Robert Horn1, James Espinosa2, Victor Scali3
1 Department of Emergency Medicine, Saint Mary Medical Center, Langhorne, PA, USA.
2 Department of Emergency Medicine, Rowan University SOM Kennedy University Hospital, Stratford, NJ, USA.
3 Program Co-Director, Emergency Medicine Residency, Rowan University SOM, Stratford, NJ, USA.
Corresponding Author: James Espinosa, Department of Emergency Medicine, Rowan University SOM Kennedy University Hospital, 18 East Laurel Road, Stratford, NJ 08084, USA, Tel: +1 646 241 5695; E-Mail: [email protected]

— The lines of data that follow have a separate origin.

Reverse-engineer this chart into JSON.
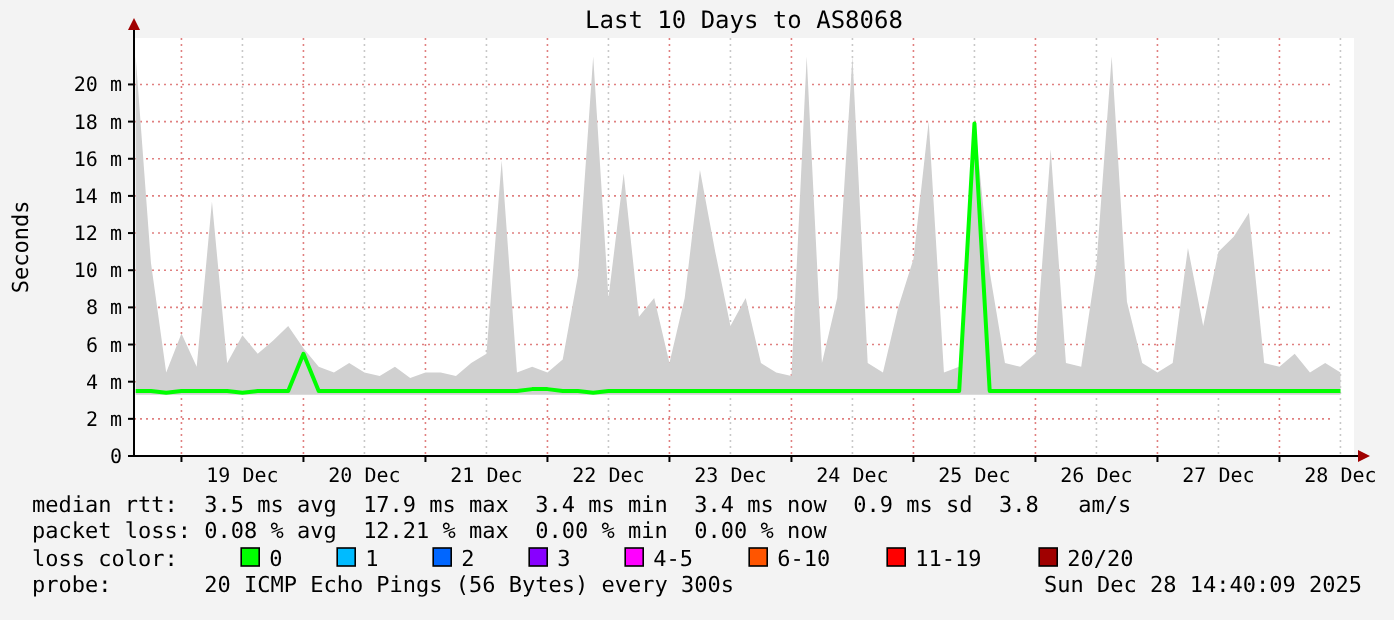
{
  "chart_data": {
    "type": "line",
    "title": "Last 10 Days to AS8068",
    "ylabel": "Seconds",
    "xlim": [
      "2025-12-18T14:40",
      "2025-12-28T14:40"
    ],
    "xticks": [
      {
        "value": "2025-12-19T00:00",
        "label": null
      },
      {
        "value": "2025-12-19T12:00",
        "label": "19 Dec"
      },
      {
        "value": "2025-12-20T00:00",
        "label": null
      },
      {
        "value": "2025-12-20T12:00",
        "label": "20 Dec"
      },
      {
        "value": "2025-12-21T00:00",
        "label": null
      },
      {
        "value": "2025-12-21T12:00",
        "label": "21 Dec"
      },
      {
        "value": "2025-12-22T00:00",
        "label": null
      },
      {
        "value": "2025-12-22T12:00",
        "label": "22 Dec"
      },
      {
        "value": "2025-12-23T00:00",
        "label": null
      },
      {
        "value": "2025-12-23T12:00",
        "label": "23 Dec"
      },
      {
        "value": "2025-12-24T00:00",
        "label": null
      },
      {
        "value": "2025-12-24T12:00",
        "label": "24 Dec"
      },
      {
        "value": "2025-12-25T00:00",
        "label": null
      },
      {
        "value": "2025-12-25T12:00",
        "label": "25 Dec"
      },
      {
        "value": "2025-12-26T00:00",
        "label": null
      },
      {
        "value": "2025-12-26T12:00",
        "label": "26 Dec"
      },
      {
        "value": "2025-12-27T00:00",
        "label": null
      },
      {
        "value": "2025-12-27T12:00",
        "label": "27 Dec"
      },
      {
        "value": "2025-12-28T00:00",
        "label": null
      },
      {
        "value": "2025-12-28T12:00",
        "label": "28 Dec"
      }
    ],
    "ylim": [
      0,
      22.5
    ],
    "yticks": [
      {
        "value": 0,
        "label": "0"
      },
      {
        "value": 2,
        "label": "2 m"
      },
      {
        "value": 4,
        "label": "4 m"
      },
      {
        "value": 6,
        "label": "6 m"
      },
      {
        "value": 8,
        "label": "8 m"
      },
      {
        "value": 10,
        "label": "10 m"
      },
      {
        "value": 12,
        "label": "12 m"
      },
      {
        "value": 14,
        "label": "14 m"
      },
      {
        "value": 16,
        "label": "16 m"
      },
      {
        "value": 18,
        "label": "18 m"
      },
      {
        "value": 20,
        "label": "20 m"
      }
    ],
    "grid": true,
    "legend": "bottom",
    "legend_title": "loss color:",
    "x": [
      "2025-12-18T15:00",
      "2025-12-18T18:00",
      "2025-12-18T21:00",
      "2025-12-19T00:00",
      "2025-12-19T03:00",
      "2025-12-19T06:00",
      "2025-12-19T09:00",
      "2025-12-19T12:00",
      "2025-12-19T15:00",
      "2025-12-19T18:00",
      "2025-12-19T21:00",
      "2025-12-20T00:00",
      "2025-12-20T03:00",
      "2025-12-20T06:00",
      "2025-12-20T09:00",
      "2025-12-20T12:00",
      "2025-12-20T15:00",
      "2025-12-20T18:00",
      "2025-12-20T21:00",
      "2025-12-21T00:00",
      "2025-12-21T03:00",
      "2025-12-21T06:00",
      "2025-12-21T09:00",
      "2025-12-21T12:00",
      "2025-12-21T15:00",
      "2025-12-21T18:00",
      "2025-12-21T21:00",
      "2025-12-22T00:00",
      "2025-12-22T03:00",
      "2025-12-22T06:00",
      "2025-12-22T09:00",
      "2025-12-22T12:00",
      "2025-12-22T15:00",
      "2025-12-22T18:00",
      "2025-12-22T21:00",
      "2025-12-23T00:00",
      "2025-12-23T03:00",
      "2025-12-23T06:00",
      "2025-12-23T09:00",
      "2025-12-23T12:00",
      "2025-12-23T15:00",
      "2025-12-23T18:00",
      "2025-12-23T21:00",
      "2025-12-24T00:00",
      "2025-12-24T03:00",
      "2025-12-24T06:00",
      "2025-12-24T09:00",
      "2025-12-24T12:00",
      "2025-12-24T15:00",
      "2025-12-24T18:00",
      "2025-12-24T21:00",
      "2025-12-25T00:00",
      "2025-12-25T03:00",
      "2025-12-25T06:00",
      "2025-12-25T09:00",
      "2025-12-25T12:00",
      "2025-12-25T15:00",
      "2025-12-25T18:00",
      "2025-12-25T21:00",
      "2025-12-26T00:00",
      "2025-12-26T03:00",
      "2025-12-26T06:00",
      "2025-12-26T09:00",
      "2025-12-26T12:00",
      "2025-12-26T15:00",
      "2025-12-26T18:00",
      "2025-12-26T21:00",
      "2025-12-27T00:00",
      "2025-12-27T03:00",
      "2025-12-27T06:00",
      "2025-12-27T09:00",
      "2025-12-27T12:00",
      "2025-12-27T15:00",
      "2025-12-27T18:00",
      "2025-12-27T21:00",
      "2025-12-28T00:00",
      "2025-12-28T03:00",
      "2025-12-28T06:00",
      "2025-12-28T09:00",
      "2025-12-28T12:00"
    ],
    "series": [
      {
        "color": "#d0d0d0",
        "values": [
          null,
          null,
          null,
          null,
          null,
          null,
          null,
          null,
          null,
          null,
          null,
          null,
          null,
          null,
          null,
          null,
          null,
          null,
          null,
          null,
          null,
          null,
          null,
          null,
          null,
          null,
          null,
          null,
          null,
          null,
          null,
          null,
          null,
          null,
          null,
          null,
          null,
          null,
          null,
          null,
          null,
          null,
          null,
          null,
          null,
          null,
          null,
          null,
          null,
          null,
          null,
          null,
          null,
          null,
          null,
          null,
          null,
          null,
          null,
          null,
          null,
          null,
          null,
          null,
          null,
          null,
          null,
          null,
          null,
          null,
          null,
          null,
          null,
          null,
          null,
          null,
          null,
          null,
          null,
          null
        ],
        "lower": [
          3.3,
          3.3,
          3.3,
          3.3,
          3.3,
          3.3,
          3.3,
          3.3,
          3.3,
          3.3,
          3.3,
          3.3,
          3.3,
          3.3,
          3.3,
          3.3,
          3.3,
          3.3,
          3.3,
          3.3,
          3.3,
          3.3,
          3.3,
          3.3,
          3.3,
          3.3,
          3.3,
          3.3,
          3.3,
          3.3,
          3.3,
          3.3,
          3.3,
          3.3,
          3.3,
          3.3,
          3.3,
          3.3,
          3.3,
          3.3,
          3.3,
          3.3,
          3.3,
          3.3,
          3.3,
          3.3,
          3.3,
          3.3,
          3.3,
          3.3,
          3.3,
          3.3,
          3.3,
          3.3,
          3.3,
          3.3,
          3.3,
          3.3,
          3.3,
          3.3,
          3.3,
          3.3,
          3.3,
          3.3,
          3.3,
          3.3,
          3.3,
          3.3,
          3.3,
          3.3,
          3.3,
          3.3,
          3.3,
          3.3,
          3.3,
          3.3,
          3.3,
          3.3,
          3.3,
          3.3
        ],
        "upper": [
          21.5,
          10.4,
          4.5,
          6.6,
          4.8,
          13.7,
          5,
          6.5,
          5.5,
          6.2,
          7,
          5.8,
          4.8,
          4.5,
          5,
          4.5,
          4.3,
          4.8,
          4.2,
          4.5,
          4.5,
          4.3,
          5,
          5.5,
          15.9,
          4.5,
          4.8,
          4.5,
          5.2,
          9.7,
          21.5,
          8.5,
          15.2,
          7.5,
          8.5,
          5,
          8.5,
          15.4,
          11,
          7,
          8.5,
          5,
          4.5,
          4.3,
          21.5,
          5,
          8.5,
          21.5,
          5,
          4.5,
          8,
          10.6,
          18,
          4.5,
          4.8,
          18.2,
          9.9,
          5,
          4.8,
          5.5,
          16.5,
          5,
          4.8,
          10.3,
          21.5,
          8.3,
          5,
          4.5,
          5,
          11.2,
          7,
          11,
          11.8,
          13.1,
          5,
          4.8,
          5.5,
          4.5,
          5,
          4.5
        ]
      },
      {
        "name": "0",
        "color": "#00ff00",
        "values": [
          3.5,
          3.5,
          3.4,
          3.5,
          3.5,
          3.5,
          3.5,
          3.4,
          3.5,
          3.5,
          3.5,
          5.5,
          3.5,
          3.5,
          3.5,
          3.5,
          3.5,
          3.5,
          3.5,
          3.5,
          3.5,
          3.5,
          3.5,
          3.5,
          3.5,
          3.5,
          3.6,
          3.6,
          3.5,
          3.5,
          3.4,
          3.5,
          3.5,
          3.5,
          3.5,
          3.5,
          3.5,
          3.5,
          3.5,
          3.5,
          3.5,
          3.5,
          3.5,
          3.5,
          3.5,
          3.5,
          3.5,
          3.5,
          3.5,
          3.5,
          3.5,
          3.5,
          3.5,
          3.5,
          3.5,
          17.9,
          3.5,
          3.5,
          3.5,
          3.5,
          3.5,
          3.5,
          3.5,
          3.5,
          3.5,
          3.5,
          3.5,
          3.5,
          3.5,
          3.5,
          3.5,
          3.5,
          3.5,
          3.5,
          3.5,
          3.5,
          3.5,
          3.5,
          3.5,
          3.5
        ]
      },
      {
        "name": "1",
        "color": "#00bbff",
        "values": [
          null,
          null,
          null,
          null,
          null,
          null,
          null,
          null,
          null,
          null,
          null,
          null,
          null,
          null,
          null,
          null,
          null,
          null,
          null,
          null,
          null,
          null,
          null,
          null,
          null,
          null,
          null,
          null,
          null,
          null,
          null,
          null,
          null,
          null,
          null,
          null,
          null,
          null,
          null,
          null,
          null,
          null,
          null,
          null,
          null,
          null,
          null,
          null,
          null,
          null,
          null,
          null,
          null,
          null,
          null,
          null,
          null,
          null,
          null,
          null,
          null,
          null,
          null,
          null,
          null,
          null,
          null,
          null,
          null,
          null,
          null,
          null,
          null,
          null,
          null,
          null,
          null,
          null,
          null,
          null
        ]
      },
      {
        "name": "2",
        "color": "#0066ff",
        "values": [
          null,
          null,
          null,
          null,
          null,
          null,
          null,
          null,
          null,
          null,
          null,
          null,
          null,
          null,
          null,
          null,
          null,
          null,
          null,
          null,
          null,
          null,
          null,
          null,
          null,
          null,
          null,
          null,
          null,
          null,
          null,
          null,
          null,
          null,
          null,
          null,
          null,
          null,
          null,
          null,
          null,
          null,
          null,
          null,
          null,
          null,
          null,
          null,
          null,
          null,
          null,
          null,
          null,
          null,
          null,
          null,
          null,
          null,
          null,
          null,
          null,
          null,
          null,
          null,
          null,
          null,
          null,
          null,
          null,
          null,
          null,
          null,
          null,
          null,
          null,
          null,
          null,
          null,
          null,
          null
        ]
      },
      {
        "name": "3",
        "color": "#8800ff",
        "values": [
          null,
          null,
          null,
          null,
          null,
          null,
          null,
          null,
          null,
          null,
          null,
          null,
          null,
          null,
          null,
          null,
          null,
          null,
          null,
          null,
          null,
          null,
          null,
          null,
          null,
          null,
          null,
          null,
          null,
          null,
          null,
          null,
          null,
          null,
          null,
          null,
          null,
          null,
          null,
          null,
          null,
          null,
          null,
          null,
          null,
          null,
          null,
          null,
          null,
          null,
          null,
          null,
          null,
          null,
          null,
          null,
          null,
          null,
          null,
          null,
          null,
          null,
          null,
          null,
          null,
          null,
          null,
          null,
          null,
          null,
          null,
          null,
          null,
          null,
          null,
          null,
          null,
          null,
          null,
          null
        ]
      },
      {
        "name": "4-5",
        "color": "#ff00ff",
        "values": [
          null,
          null,
          null,
          null,
          null,
          null,
          null,
          null,
          null,
          null,
          null,
          null,
          null,
          null,
          null,
          null,
          null,
          null,
          null,
          null,
          null,
          null,
          null,
          null,
          null,
          null,
          null,
          null,
          null,
          null,
          null,
          null,
          null,
          null,
          null,
          null,
          null,
          null,
          null,
          null,
          null,
          null,
          null,
          null,
          null,
          null,
          null,
          null,
          null,
          null,
          null,
          null,
          null,
          null,
          null,
          null,
          null,
          null,
          null,
          null,
          null,
          null,
          null,
          null,
          null,
          null,
          null,
          null,
          null,
          null,
          null,
          null,
          null,
          null,
          null,
          null,
          null,
          null,
          null,
          null
        ]
      },
      {
        "name": "6-10",
        "color": "#ff5500",
        "values": [
          null,
          null,
          null,
          null,
          null,
          null,
          null,
          null,
          null,
          null,
          null,
          null,
          null,
          null,
          null,
          null,
          null,
          null,
          null,
          null,
          null,
          null,
          null,
          null,
          null,
          null,
          null,
          null,
          null,
          null,
          null,
          null,
          null,
          null,
          null,
          null,
          null,
          null,
          null,
          null,
          null,
          null,
          null,
          null,
          null,
          null,
          null,
          null,
          null,
          null,
          null,
          null,
          null,
          null,
          null,
          null,
          null,
          null,
          null,
          null,
          null,
          null,
          null,
          null,
          null,
          null,
          null,
          null,
          null,
          null,
          null,
          null,
          null,
          null,
          null,
          null,
          null,
          null,
          null,
          null
        ]
      },
      {
        "name": "11-19",
        "color": "#ff0000",
        "values": [
          null,
          null,
          null,
          null,
          null,
          null,
          null,
          null,
          null,
          null,
          null,
          null,
          null,
          null,
          null,
          null,
          null,
          null,
          null,
          null,
          null,
          null,
          null,
          null,
          null,
          null,
          null,
          null,
          null,
          null,
          null,
          null,
          null,
          null,
          null,
          null,
          null,
          null,
          null,
          null,
          null,
          null,
          null,
          null,
          null,
          null,
          null,
          null,
          null,
          null,
          null,
          null,
          null,
          null,
          null,
          null,
          null,
          null,
          null,
          null,
          null,
          null,
          null,
          null,
          null,
          null,
          null,
          null,
          null,
          null,
          null,
          null,
          null,
          null,
          null,
          null,
          null,
          null,
          null,
          null
        ]
      },
      {
        "name": "20/20",
        "color": "#a00000",
        "values": [
          null,
          null,
          null,
          null,
          null,
          null,
          null,
          null,
          null,
          null,
          null,
          null,
          null,
          null,
          null,
          null,
          null,
          null,
          null,
          null,
          null,
          null,
          null,
          null,
          null,
          null,
          null,
          null,
          null,
          null,
          null,
          null,
          null,
          null,
          null,
          null,
          null,
          null,
          null,
          null,
          null,
          null,
          null,
          null,
          null,
          null,
          null,
          null,
          null,
          null,
          null,
          null,
          null,
          null,
          null,
          null,
          null,
          null,
          null,
          null,
          null,
          null,
          null,
          null,
          null,
          null,
          null,
          null,
          null,
          null,
          null,
          null,
          null,
          null,
          null,
          null,
          null,
          null,
          null,
          null
        ]
      }
    ],
    "annotations": [
      "median rtt:  3.5 ms avg  17.9 ms max  3.4 ms min  3.4 ms now  0.9 ms sd  3.8   am/s",
      "packet loss: 0.08 % avg  12.21 % max  0.00 % min  0.00 % now",
      "probe:       20 ICMP Echo Pings (56 Bytes) every 300s",
      "Sun Dec 28 14:40:09 2025"
    ]
  }
}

Received Date: 05 Mar 2016
Accepted Date: 04 Apr 2016
Published Date: 11 Apr 2016
Copyright © 2016 Espinosa J
Citation: Horn R, Espinosa J and Scali V. (2016). Study of Ultrasound Guided Lumbar Puncture: Simulation Study with Ultrasound Mannequins with Assessment for Provider Preference for Patient and Ultrasound Positioning. Mathews J Emergency Med. 1(1): 008.
ABSTRACT
Lumbar puncture without imaging is a technique that relies on a provider’s “feel”. Ultrasound guidance has the potential to improve success rates and limit patient discomfort [1,2]. Even when ultrasound is only used to locate the correct anatomic structures to perform a lumbar puncture but not used for the procedure. Retrospectively, it has been shown that ultrasound can reduce failure rates. The purpose of this study was to use lumbar puncture simulation models to directly compare success rates using standard technique vs ultrasound guidance. The majority of participants (66.6%) preferred that the ultrasound machine be located on their right side. This was statistically significant. (p = .05).
The mean times and the number of needle adjustments for the standard (non-obese) model, with and without ultrasound, were not statistically significant. The mean times and the number of needle adjustments for the obese model, with and without ultrasound, were also not statistically significant.
There was an interesting association with training level. When the data was analyzed by PGY status, upper level PGY status participants (defined as PGY 3/4/5) took less time and showed less variation than lower level PGY status participants (defined as PGY 1/2) when no ultrasound was used. The difference was not statistically significant. Upper level PGY status participants made fewer adjustments and showed less variation in adjustments than lower level PGY status participants when no ultrasound was used. The difference was not statistically significant. In reference to time performance, the mean time shown by the upper PGY (3,4,5) was lower for all four combinations of two models (standard and obese) by the two methods (no ultrasound v ultrasound). The mean time performance for the obese model with the use of ultrasound was less for upper PGY status participants than for lower. This difference was statistically significant. (P-Value = 0.047) When teaching the procedure of ultrasound guided lumbar puncture our study shows a statistically significant difference in an upright model with the ultrasound machine located to the right. This suggests that this a reasonable setup to help facilitate the practitioners comfort and learning. There is no statistical difference to suggest that the blind (non-ultrasoundsupported) technique is faster or requires less repositions than ultrasound guided Future studies may show a difference in lumbar puncture with ultrasound on simulated models with appropriate instruction and training sessions in the technique. It is possible that with several training sessions the use of ultrasound may be a useful adjunct.
KEYWORDS
Ultrasound use in Lumbar Puncture; Ultrasound in Emergency Medicine; Ultrasound in Residency; Ultrasound Using Simulated Models.